“What do you do? Have you no manners? Return proper thanks for the lesson you have received!”
Kazimoto stood silent.
“For God’s sake—” Will began.
“Say ‘Thank you’ to him, Kazimoto!” Fred whispered.
There is no native word for “Thank you”—only a bastard thing introduced by tyrants from Europe who never understood the African contention that the giver rewards himself if his gift is worth anything at all.
“Asente,” said Kazimoto meekly.
“Why don’t you salute? Don’t you know where you are?”
“For the love of God salute him!” Will almost shouted.
Kazimoto obeyed.
“Take him and put him on the chain-gang!” ordered the lieutenant. “You Europeans leave the court!”
“I’m no European!” Will shouted back. “Thank the Lord I was born in a country you’ll never set foot in!”
“Take them away before I have to make an example of them!” the lieutenant ordered.
Obediently the askaris gathered about us and hustled us out into the open, poking at my bandaged wound to get swifter action, and going as far as to threaten us with their hippo-hide whips. I trod on the naked toe of one of them with sufficient suddenness and weight to deprive him of the use of it for all time, and luckily for me he did not see who did it. The askari next to him had boots on, and got the blame.
The black men who were to search our belongings tried to induce us to hurry, but we insisted on seeing the iron ring riveted to Kazimoto’s neck. The ring had a shackle on it, and through that they passed the long chain that held him prisoner in the midst of a gang of forty men. Nobody washed the wounds on his back. We bought water from a woman who was passing with a great jar on her head, and did that much for him. He was naked. His clothes that the askaris had torn from him had been thrown outside the court, and some one had stolen them. Later they gave him a piece of cheap calico to bind round his waist, but during all that hot afternoon he had nothing to keep the sun from his tortured back; nor would they permit us to give him anything.

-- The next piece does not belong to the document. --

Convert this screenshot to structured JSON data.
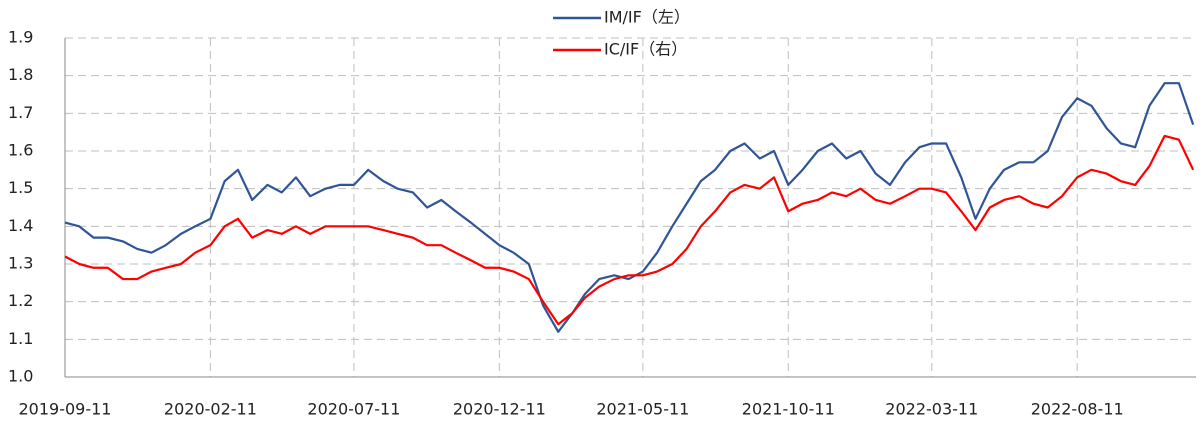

The mortification of having one’s private belongings gone through by black men in uniform was made more exasperating still by the fact that Coutlass and the other Greek and the Goanese were spectators, amusing themselves with comments that came nearer to causing murder than they guessed.
The real motive of the search was evident within two minutes from the commencement. The askaris could not read, but they showed a most remarkable affinity for paper that had been written on. They took the guns and ammunition first, but after that they emptied everything from our bags and boxes on to the sand, and confiscated every scrap of paper, shaking our books to make sure nothing was left between the leaves.
They even took away our writing material in their zeal to find information likely to prove useful to their masters. But they forgot to search our pockets, so that they overlooked the letter we had written in code to Monty and had not yet sent away by messenger.